No, you specifically used Prostate cancer thinking you were clever, and now that you've been shown to post from ignorance, you want to change the goal posts...Stick with your statement, and take your defeat like a man.
This may be of interest to you Chris.....
"Skene's paraurethral glands and ducts are homologous to the male prostate (2). Recent studies supporting this homology, as reviewed by Zaviačič et al. (3,4), are postmortem and detailed histological examinations of the urethras of 130 women, followed by biochemical and immunohistochemical studies that demonstrated expression of PSA and prostate-specific acid phosphatase (PSAP) in Skene's paraurethral glands and ducts. These studies unequivocally substantiate the existence of the female prostate.
The female homologue of the male prostate is of clinical significance not only as a focus for acute and chronic infection, but also as the origin of other pathologic entities, including adenocarcinoma (3,4), a cancer which shows, as does its male counterpart, localized expression of PSA and PSAP (3,4).

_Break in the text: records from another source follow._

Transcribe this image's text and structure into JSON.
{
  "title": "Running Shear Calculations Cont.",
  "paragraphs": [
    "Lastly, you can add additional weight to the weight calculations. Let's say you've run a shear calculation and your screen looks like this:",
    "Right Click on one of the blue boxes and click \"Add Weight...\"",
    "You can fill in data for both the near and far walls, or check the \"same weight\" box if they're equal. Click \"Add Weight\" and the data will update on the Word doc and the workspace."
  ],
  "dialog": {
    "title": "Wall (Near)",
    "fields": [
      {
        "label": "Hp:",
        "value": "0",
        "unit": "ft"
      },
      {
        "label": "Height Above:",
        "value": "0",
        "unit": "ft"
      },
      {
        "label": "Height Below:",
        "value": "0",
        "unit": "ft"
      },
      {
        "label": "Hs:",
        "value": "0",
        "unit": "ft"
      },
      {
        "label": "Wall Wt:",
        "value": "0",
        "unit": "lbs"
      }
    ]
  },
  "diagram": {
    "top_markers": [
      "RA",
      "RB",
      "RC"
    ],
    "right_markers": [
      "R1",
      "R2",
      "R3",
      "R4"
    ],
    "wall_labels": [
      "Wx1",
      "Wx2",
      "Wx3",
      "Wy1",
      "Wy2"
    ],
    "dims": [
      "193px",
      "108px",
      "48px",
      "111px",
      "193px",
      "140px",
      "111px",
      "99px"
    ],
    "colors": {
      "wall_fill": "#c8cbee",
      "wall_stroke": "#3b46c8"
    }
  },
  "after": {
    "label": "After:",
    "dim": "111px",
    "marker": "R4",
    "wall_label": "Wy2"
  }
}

Thus, there is convincing evidence that prostatic tissue exists in the female, and that the term “female prostate” is both fully justified and preferable to the terminology Skene's glands and ducts. The latter incorrectly implies that some other structure of an extraprostatic nature, rather than the prostate itself, is involved. If the female prostate exhibits the immunopermissiveness observed in the male prostate (5), it may also serve as a site for viral latency and origin of infection in women with human immunodeficiency virus.
Of perhaps equal importance is the expression of PSA (6). The existence in women of the counterpart of the male prostate, shown to express PSA, may provide a note of caution in considering the molecular basis of the apparent anomalous expression of PSA in male and female nonprostatic tissues, e.g., in female breast (1). Given observations on the association of PSA detection in breast cancer with steroid hormonereceptor positive tumors, one may envision (6) the existence of a complex regulatory gene network controlling the expression of PSA in several organs. Therefore, a given tissue (depending on the state of cellular differentiation) may express previously repressed genes after neoplastic transformation. Also, and not mutually exclusive, somatic mutations may lead to specific changes in PSA genes in cancer cell clones (6)."